There is some very good development being down in "portable" nuclear reactors, basically self contained, arrive in a concrete block and plug into the town grid and take away after 20 years.

There is plenty of room for different power solutions, but if they aren't given a helping hand then they never come to nothing.

Would we have had nuclear power so soon, if it hadn't been weaponised first?

Unknown said...

Neal, I'm fully aware of that commonly made mistake (you even mentioned it a long time ago), my comment was on the literary side, ie, have you used that concept, and is it interesting for you?

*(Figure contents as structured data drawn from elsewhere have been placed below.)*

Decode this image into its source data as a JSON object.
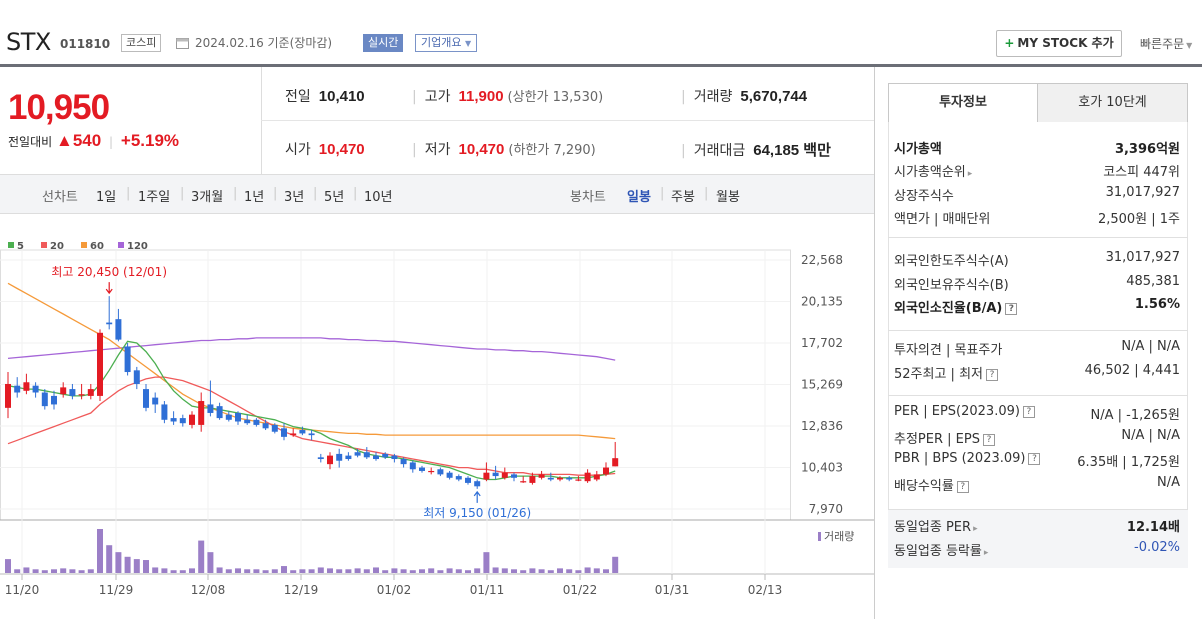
{
  "header": {
    "name": "STX",
    "code": "011810",
    "market": "코스피",
    "date": "2024.02.16 기준(장마감)",
    "realtime": "실시간",
    "company_overview": "기업개요",
    "my_stock": "MY STOCK 추가",
    "quick_order": "빠른주문"
  },
  "summary": {
    "price": "10,950",
    "change_label": "전일대비",
    "change": "▲540",
    "change_pct": "+5.19%",
    "prev_label": "전일",
    "prev": "10,410",
    "open_label": "시가",
    "open": "10,470",
    "high_label": "고가",
    "high": "11,900",
    "upper_limit": "(상한가 13,530)",
    "low_label": "저가",
    "low": "10,470",
    "lower_limit": "(하한가 7,290)",
    "volume_label": "거래량",
    "volume": "5,670,744",
    "amount_label": "거래대금",
    "amount": "64,185 백만"
  },
  "period_tabs": {
    "line_label": "선차트",
    "line": [
      "1일",
      "1주일",
      "3개월",
      "1년",
      "3년",
      "5년",
      "10년"
    ],
    "candle_label": "봉차트",
    "candle": [
      "일봉",
      "주봉",
      "월봉"
    ],
    "active_candle": "일봉"
  },
  "chart_data": {
    "type": "candlestick",
    "legend": [
      "5",
      "20",
      "60",
      "120"
    ],
    "ma_colors": [
      "#4caf50",
      "#f05a5a",
      "#f59a3a",
      "#a565d8"
    ],
    "up_color": "#e31b23",
    "down_color": "#2f6fd6",
    "y_ticks": [
      "22,568",
      "20,135",
      "17,702",
      "15,269",
      "12,836",
      "10,403",
      "7,970"
    ],
    "y_range": [
      7970,
      22568
    ],
    "x_ticks": [
      "11/20",
      "11/29",
      "12/08",
      "12/19",
      "01/02",
      "01/11",
      "01/22",
      "01/31",
      "02/13"
    ],
    "volume_label": "거래량",
    "high_annotation": "최고 20,450 (12/01)",
    "low_annotation": "최저 9,150 (01/26)",
    "candles": [
      {
        "o": 13900,
        "c": 15300,
        "h": 16000,
        "l": 13300
      },
      {
        "o": 15200,
        "c": 14800,
        "h": 15700,
        "l": 14500
      },
      {
        "o": 14900,
        "c": 15400,
        "h": 15900,
        "l": 14700
      },
      {
        "o": 15200,
        "c": 14800,
        "h": 15400,
        "l": 14500
      },
      {
        "o": 14800,
        "c": 14000,
        "h": 15000,
        "l": 13800
      },
      {
        "o": 14600,
        "c": 14100,
        "h": 14900,
        "l": 13800
      },
      {
        "o": 14700,
        "c": 15100,
        "h": 15400,
        "l": 14500
      },
      {
        "o": 15000,
        "c": 14600,
        "h": 15300,
        "l": 14400
      },
      {
        "o": 14700,
        "c": 14700,
        "h": 15300,
        "l": 14400
      },
      {
        "o": 14600,
        "c": 15000,
        "h": 15300,
        "l": 14400
      },
      {
        "o": 14600,
        "c": 18300,
        "h": 18500,
        "l": 14300
      },
      {
        "o": 18900,
        "c": 18800,
        "h": 20450,
        "l": 18500
      },
      {
        "o": 19100,
        "c": 17900,
        "h": 19700,
        "l": 17800
      },
      {
        "o": 17500,
        "c": 16000,
        "h": 17700,
        "l": 15800
      },
      {
        "o": 16100,
        "c": 15300,
        "h": 16300,
        "l": 15000
      },
      {
        "o": 15000,
        "c": 13900,
        "h": 15300,
        "l": 13700
      },
      {
        "o": 14500,
        "c": 14100,
        "h": 14800,
        "l": 13600
      },
      {
        "o": 14100,
        "c": 13200,
        "h": 14300,
        "l": 13000
      },
      {
        "o": 13300,
        "c": 13100,
        "h": 13700,
        "l": 12900
      },
      {
        "o": 13300,
        "c": 13000,
        "h": 13500,
        "l": 12800
      },
      {
        "o": 12900,
        "c": 13500,
        "h": 13700,
        "l": 12700
      },
      {
        "o": 12900,
        "c": 14300,
        "h": 14800,
        "l": 12500
      },
      {
        "o": 14100,
        "c": 13600,
        "h": 15500,
        "l": 13400
      },
      {
        "o": 14000,
        "c": 13300,
        "h": 14200,
        "l": 13200
      },
      {
        "o": 13500,
        "c": 13200,
        "h": 13700,
        "l": 13100
      },
      {
        "o": 13600,
        "c": 13100,
        "h": 13700,
        "l": 12900
      },
      {
        "o": 13200,
        "c": 13000,
        "h": 13500,
        "l": 12900
      },
      {
        "o": 13200,
        "c": 12900,
        "h": 13300,
        "l": 12800
      },
      {
        "o": 13000,
        "c": 12700,
        "h": 13200,
        "l": 12600
      },
      {
        "o": 12900,
        "c": 12500,
        "h": 13000,
        "l": 12400
      },
      {
        "o": 12700,
        "c": 12200,
        "h": 13000,
        "l": 12000
      },
      {
        "o": 12300,
        "c": 12400,
        "h": 12700,
        "l": 12200
      },
      {
        "o": 12600,
        "c": 12400,
        "h": 12800,
        "l": 12300
      },
      {
        "o": 12400,
        "c": 12300,
        "h": 12600,
        "l": 12000
      },
      {
        "o": 11000,
        "c": 10900,
        "h": 11200,
        "l": 10700
      },
      {
        "o": 10600,
        "c": 11100,
        "h": 11300,
        "l": 10300
      },
      {
        "o": 11200,
        "c": 10800,
        "h": 11500,
        "l": 10400
      },
      {
        "o": 11100,
        "c": 10900,
        "h": 11300,
        "l": 10800
      },
      {
        "o": 11300,
        "c": 11100,
        "h": 11500,
        "l": 11000
      },
      {
        "o": 11300,
        "c": 11000,
        "h": 11600,
        "l": 10900
      },
      {
        "o": 11100,
        "c": 10900,
        "h": 11300,
        "l": 10800
      },
      {
        "o": 11200,
        "c": 11000,
        "h": 11300,
        "l": 10900
      },
      {
        "o": 11100,
        "c": 10900,
        "h": 11200,
        "l": 10700
      },
      {
        "o": 10900,
        "c": 10600,
        "h": 11000,
        "l": 10400
      },
      {
        "o": 10700,
        "c": 10300,
        "h": 10800,
        "l": 10100
      },
      {
        "o": 10400,
        "c": 10200,
        "h": 10500,
        "l": 10100
      },
      {
        "o": 10200,
        "c": 10200,
        "h": 10400,
        "l": 10000
      },
      {
        "o": 10300,
        "c": 10000,
        "h": 10400,
        "l": 9900
      },
      {
        "o": 10100,
        "c": 9800,
        "h": 10200,
        "l": 9700
      },
      {
        "o": 9900,
        "c": 9700,
        "h": 10000,
        "l": 9600
      },
      {
        "o": 9800,
        "c": 9500,
        "h": 9900,
        "l": 9400
      },
      {
        "o": 9600,
        "c": 9300,
        "h": 9700,
        "l": 9150
      },
      {
        "o": 9700,
        "c": 10100,
        "h": 10700,
        "l": 9600
      },
      {
        "o": 10100,
        "c": 9900,
        "h": 10500,
        "l": 9700
      },
      {
        "o": 9800,
        "c": 10100,
        "h": 10400,
        "l": 9700
      },
      {
        "o": 10000,
        "c": 9800,
        "h": 10100,
        "l": 9600
      },
      {
        "o": 9600,
        "c": 9600,
        "h": 9900,
        "l": 9500
      },
      {
        "o": 9500,
        "c": 9900,
        "h": 10100,
        "l": 9400
      },
      {
        "o": 9800,
        "c": 10000,
        "h": 10200,
        "l": 9700
      },
      {
        "o": 9800,
        "c": 9700,
        "h": 10100,
        "l": 9600
      },
      {
        "o": 9700,
        "c": 9800,
        "h": 9900,
        "l": 9600
      },
      {
        "o": 9800,
        "c": 9700,
        "h": 9900,
        "l": 9600
      },
      {
        "o": 9700,
        "c": 9700,
        "h": 9900,
        "l": 9600
      },
      {
        "o": 9600,
        "c": 10100,
        "h": 10300,
        "l": 9500
      },
      {
        "o": 9700,
        "c": 10000,
        "h": 10200,
        "l": 9600
      },
      {
        "o": 10000,
        "c": 10400,
        "h": 10700,
        "l": 9900
      },
      {
        "o": 10470,
        "c": 10950,
        "h": 11900,
        "l": 10470
      }
    ],
    "volumes": [
      30,
      8,
      12,
      8,
      6,
      8,
      10,
      8,
      6,
      8,
      95,
      60,
      45,
      35,
      30,
      28,
      12,
      10,
      6,
      6,
      10,
      70,
      45,
      12,
      8,
      10,
      8,
      8,
      6,
      8,
      15,
      6,
      8,
      8,
      12,
      10,
      8,
      8,
      10,
      8,
      12,
      6,
      10,
      8,
      6,
      8,
      10,
      6,
      10,
      8,
      6,
      10,
      45,
      12,
      10,
      8,
      6,
      10,
      8,
      6,
      10,
      8,
      6,
      12,
      10,
      8,
      35
    ],
    "ma5": [
      15200,
      15100,
      15000,
      15000,
      14900,
      14800,
      14700,
      14600,
      14600,
      14700,
      15300,
      16100,
      17000,
      17800,
      17700,
      17200,
      16500,
      15600,
      14900,
      14400,
      14000,
      13900,
      13900,
      13800,
      13700,
      13600,
      13500,
      13400,
      13300,
      13200,
      13000,
      12800,
      12700,
      12600,
      12400,
      12100,
      11900,
      11700,
      11400,
      11200,
      11100,
      11000,
      11000,
      10900,
      10800,
      10700,
      10600,
      10500,
      10400,
      10200,
      10000,
      9800,
      9700,
      9700,
      9800,
      9900,
      9900,
      9900,
      9900,
      9900,
      9800,
      9800,
      9800,
      9800,
      9900,
      10000,
      10200
    ],
    "ma20": [
      11800,
      12000,
      12200,
      12400,
      12600,
      12800,
      13000,
      13200,
      13400,
      13600,
      14100,
      14500,
      14900,
      15200,
      15400,
      15600,
      15700,
      15700,
      15600,
      15500,
      15300,
      15100,
      14900,
      14600,
      14300,
      14000,
      13700,
      13400,
      13100,
      12800,
      12500,
      12300,
      12100,
      12000,
      11900,
      11800,
      11700,
      11600,
      11500,
      11400,
      11300,
      11200,
      11100,
      11000,
      10900,
      10800,
      10700,
      10600,
      10500,
      10400,
      10400,
      10300,
      10300,
      10200,
      10100,
      10100,
      10100,
      10000,
      10000,
      10000,
      10000,
      10000,
      9950,
      9950,
      9950,
      10000,
      10050
    ],
    "ma60": [
      21200,
      20900,
      20600,
      20300,
      20000,
      19700,
      19400,
      19100,
      18800,
      18500,
      18200,
      17900,
      17500,
      17100,
      16700,
      16300,
      15900,
      15500,
      15100,
      14700,
      14400,
      14100,
      13900,
      13700,
      13500,
      13300,
      13200,
      13100,
      13000,
      12900,
      12800,
      12700,
      12650,
      12600,
      12550,
      12500,
      12450,
      12400,
      12400,
      12350,
      12350,
      12300,
      12300,
      12300,
      12300,
      12300,
      12300,
      12300,
      12300,
      12300,
      12300,
      12300,
      12300,
      12300,
      12300,
      12300,
      12300,
      12300,
      12300,
      12300,
      12300,
      12300,
      12300,
      12250,
      12200,
      12150,
      12100
    ],
    "ma120": [
      16800,
      16850,
      16900,
      16950,
      17000,
      17050,
      17100,
      17150,
      17200,
      17250,
      17300,
      17350,
      17400,
      17450,
      17500,
      17550,
      17600,
      17650,
      17700,
      17750,
      17800,
      17850,
      17850,
      17900,
      17900,
      17950,
      17950,
      18000,
      18000,
      18000,
      18000,
      18000,
      18000,
      18000,
      18000,
      17950,
      17950,
      17900,
      17900,
      17850,
      17850,
      17800,
      17800,
      17750,
      17700,
      17650,
      17600,
      17550,
      17500,
      17450,
      17400,
      17350,
      17350,
      17300,
      17300,
      17250,
      17250,
      17200,
      17200,
      17150,
      17100,
      17050,
      17000,
      16950,
      16900,
      16800,
      16700
    ]
  },
  "right_panel": {
    "tabs": [
      "투자정보",
      "호가 10단계"
    ],
    "rows1": [
      {
        "k": "시가총액",
        "v": "3,396억원",
        "bold": true
      },
      {
        "k": "시가총액순위",
        "v": "코스피 447위"
      },
      {
        "k": "상장주식수",
        "v": "31,017,927"
      },
      {
        "k": "액면가 | 매매단위",
        "v": "2,500원 | 1주"
      }
    ],
    "rows2": [
      {
        "k": "외국인한도주식수(A)",
        "v": "31,017,927"
      },
      {
        "k": "외국인보유주식수(B)",
        "v": "485,381"
      },
      {
        "k": "외국인소진율(B/A)",
        "v": "1.56%",
        "bold": true
      }
    ],
    "rows3": [
      {
        "k": "투자의견 | 목표주가",
        "v": "N/A | N/A"
      },
      {
        "k": "52주최고 | 최저",
        "v": "46,502 | 4,441"
      }
    ],
    "rows4": [
      {
        "k": "PER | EPS(2023.09)",
        "v": "N/A | -1,265원"
      },
      {
        "k": "추정PER | EPS",
        "v": "N/A | N/A"
      },
      {
        "k": "PBR | BPS (2023.09)",
        "v": "6.35배 | 1,725원"
      },
      {
        "k": "배당수익률",
        "v": "N/A"
      }
    ],
    "rows5": [
      {
        "k": "동일업종 PER",
        "v": "12.14배",
        "bold": true
      },
      {
        "k": "동일업종 등락률",
        "v": "-0.02%",
        "blue": true
      }
    ]
  }
}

I think the technological development is, in some field and over specific periods, roughly exponential, and is driven mainly by bursts. Take the physics example: prior to 1900, physicists thought that their work was pretty much completed, just a bit of fine-tunning needed. Enter Planck, Einstein, Heisenberg, Schrödinger et al., and physics experienced a huge burst, spawning a whole new range of fields that made possible virtually all the technology we use today. Maybe we're now in the rightmost asymptotic part of the sigmoid curve Ryan mentioned, and we need a new burst to get us on a new rising. Maybe that burst will come from computing, genetic engineering or from nanotechnology. We may be on the verge of radical changes, or we may stay much like this for the next 100 years, with just somewhat better toys. Who knows?...

Neal Asher said...

'religion with technobabble' which was precisely my point Ryan. I've been sensitized to that over the last ten or so years and people have written lots about it. Michael Crichton springs to mind.

Yes, I've been reading bits and pieces about portable reactors over on Next Big future, Skar.

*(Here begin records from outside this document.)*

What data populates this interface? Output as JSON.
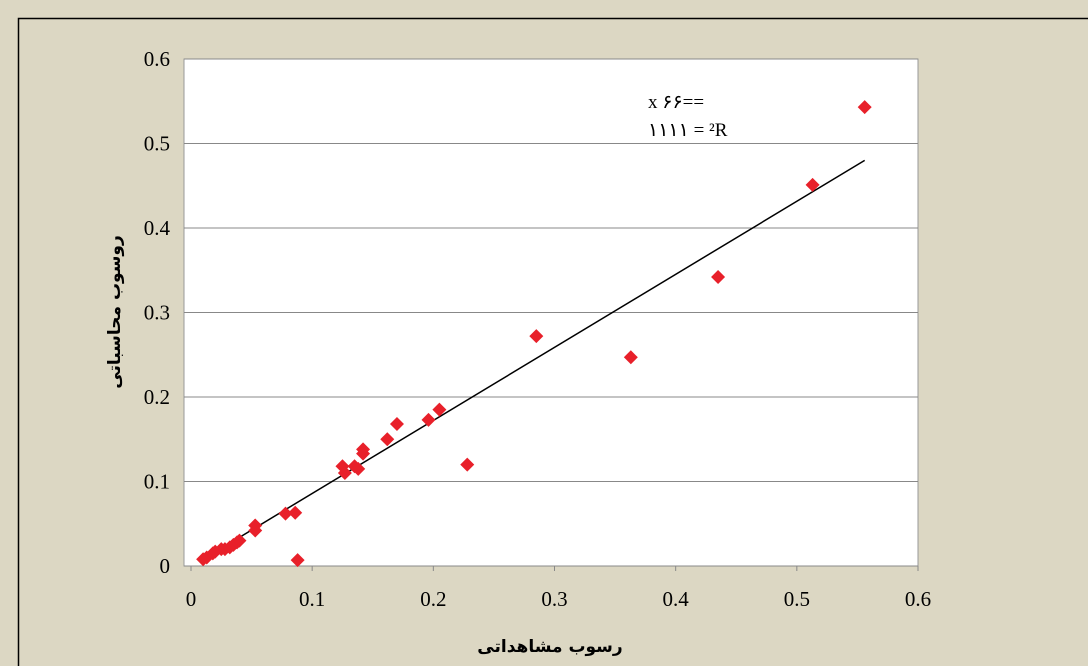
{
  "chart_data": {
    "type": "scatter",
    "x_label": "رسوب مشاهداتی",
    "y_label": "روسوب محاسباتی",
    "annotations": [
      "x ۶۶==",
      "۱۱۱۱ = ²R"
    ],
    "color": "#e8202a",
    "x": [
      0.01,
      0.013,
      0.018,
      0.02,
      0.025,
      0.028,
      0.032,
      0.035,
      0.038,
      0.04,
      0.053,
      0.053,
      0.078,
      0.086,
      0.088,
      0.125,
      0.127,
      0.135,
      0.138,
      0.142,
      0.142,
      0.162,
      0.17,
      0.196,
      0.205,
      0.228,
      0.285,
      0.363,
      0.435,
      0.513,
      0.556
    ],
    "values": [
      0.008,
      0.01,
      0.015,
      0.017,
      0.02,
      0.02,
      0.022,
      0.025,
      0.028,
      0.03,
      0.048,
      0.042,
      0.062,
      0.063,
      0.007,
      0.118,
      0.11,
      0.118,
      0.115,
      0.133,
      0.138,
      0.15,
      0.168,
      0.173,
      0.185,
      0.12,
      0.272,
      0.247,
      0.342,
      0.451,
      0.543
    ],
    "trendline": {
      "color": "#000000",
      "x": [
        0.01,
        0.556
      ],
      "y": [
        0.008,
        0.48
      ]
    },
    "xlim": [
      0,
      0.6
    ],
    "xticks": [
      0,
      0.1,
      0.2,
      0.3,
      0.4,
      0.5,
      0.6
    ],
    "ylim": [
      0,
      0.6
    ],
    "yticks": [
      0,
      0.1,
      0.2,
      0.3,
      0.4,
      0.5,
      0.6
    ],
    "grid": true
  }
}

Nuno, yes I am interested in it and I have written about it. One example is at the bottom of page 58 in Polity Agent (the hard back) when Blegg is chatting to the Atheter AI.

Neal Asher said...

"There is plenty of room for different power solutions, but if they aren't given a helping hand then they never come to nothing."

'anything' not 'nothing'

I have to add, in the case of wind power, that subsidising something inefficient so that it doesn't have to compete is hardly likely to lead to it being developed. A prime example is here:
http://eureferendum.blogspot.com/2011/02/other-peoples-money.html

Ryan said...

One of the founding ideas about the singularity is the proposal that if we could make computer program that is exactly the same as the human brain in no time at all we can make it vastly better through;
chucking more computers at it to make it run faster
storing previous memory states on separate hardrives so it can never forget
allowing it the ability to copy and paste itself to create a large workforce
allowing it to edit itself so that it can be automatically motivated, never get tired etc etc

At this point weve got a weak superhuman intelligence. Its better than us but theres nothing about it we can't understand given enough time. The big S arises when that WSI designs its replacement which goes on to design its replacement etc etc with each subsequent generation being faster and more capable than the last until we have a strong superhuman intelligence that operates as differently to us as we do to a fly.

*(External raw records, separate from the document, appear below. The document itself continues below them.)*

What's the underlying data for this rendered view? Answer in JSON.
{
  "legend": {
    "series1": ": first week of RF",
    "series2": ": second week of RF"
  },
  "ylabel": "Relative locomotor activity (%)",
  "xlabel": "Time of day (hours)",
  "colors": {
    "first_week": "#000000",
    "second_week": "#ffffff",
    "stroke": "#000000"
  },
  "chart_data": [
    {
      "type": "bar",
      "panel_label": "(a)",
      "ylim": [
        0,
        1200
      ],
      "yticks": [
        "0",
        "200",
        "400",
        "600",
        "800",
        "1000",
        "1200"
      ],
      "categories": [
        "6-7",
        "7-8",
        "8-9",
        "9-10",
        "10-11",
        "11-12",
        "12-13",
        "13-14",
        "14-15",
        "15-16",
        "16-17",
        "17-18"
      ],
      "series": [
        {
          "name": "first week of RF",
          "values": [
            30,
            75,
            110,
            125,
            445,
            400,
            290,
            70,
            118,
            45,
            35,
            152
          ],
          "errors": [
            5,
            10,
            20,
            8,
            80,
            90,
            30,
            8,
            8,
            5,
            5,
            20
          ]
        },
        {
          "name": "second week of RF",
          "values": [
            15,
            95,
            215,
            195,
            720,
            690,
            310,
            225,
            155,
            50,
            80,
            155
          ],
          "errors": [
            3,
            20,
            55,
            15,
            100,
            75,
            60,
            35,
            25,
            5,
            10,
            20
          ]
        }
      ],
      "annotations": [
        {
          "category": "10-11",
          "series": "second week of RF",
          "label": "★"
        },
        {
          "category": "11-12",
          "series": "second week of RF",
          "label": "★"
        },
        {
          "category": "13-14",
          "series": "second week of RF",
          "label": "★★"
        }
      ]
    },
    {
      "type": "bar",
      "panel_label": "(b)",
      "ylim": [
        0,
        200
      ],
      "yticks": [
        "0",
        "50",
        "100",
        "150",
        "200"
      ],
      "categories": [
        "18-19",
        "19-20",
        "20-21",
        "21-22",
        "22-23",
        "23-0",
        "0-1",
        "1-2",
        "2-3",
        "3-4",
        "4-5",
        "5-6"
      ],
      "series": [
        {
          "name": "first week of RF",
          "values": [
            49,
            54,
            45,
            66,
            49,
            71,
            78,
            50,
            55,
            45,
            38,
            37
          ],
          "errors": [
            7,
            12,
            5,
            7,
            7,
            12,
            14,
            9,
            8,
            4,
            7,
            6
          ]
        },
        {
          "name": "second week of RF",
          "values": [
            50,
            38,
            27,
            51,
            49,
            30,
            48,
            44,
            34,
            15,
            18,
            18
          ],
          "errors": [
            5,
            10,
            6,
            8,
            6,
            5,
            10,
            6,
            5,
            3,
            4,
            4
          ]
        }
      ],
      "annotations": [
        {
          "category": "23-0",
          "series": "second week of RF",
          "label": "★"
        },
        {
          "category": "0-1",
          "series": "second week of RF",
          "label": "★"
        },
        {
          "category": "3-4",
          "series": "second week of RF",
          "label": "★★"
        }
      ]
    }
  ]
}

It is an interesting idea in that respect but it seems to leave out the fact that physical research has too be done. Sure a WSI can come to conclusions and learn things far faster than a bog standard human but ask it a question that requires research and it is going to need a teleoperated lab to do anything. That may completely slow the idea down

Ryan said...

p.s this is why I LOVE Jerusalem as one of my favourite characters in any story. The idea of a super powerful AI running a mountain sized lab complex sounds like my ideal desire for the future.

Anonymous said...

Neil,
Here is another anti-aging discovery.
http://news.discovery.com/human/baldness-cure-hair-loss-110216.html

Although the article touts it as a possible cure for human baldness, the research was aimed at curing age related intestinal tract problems. Which it apparently does along with other age related benefits.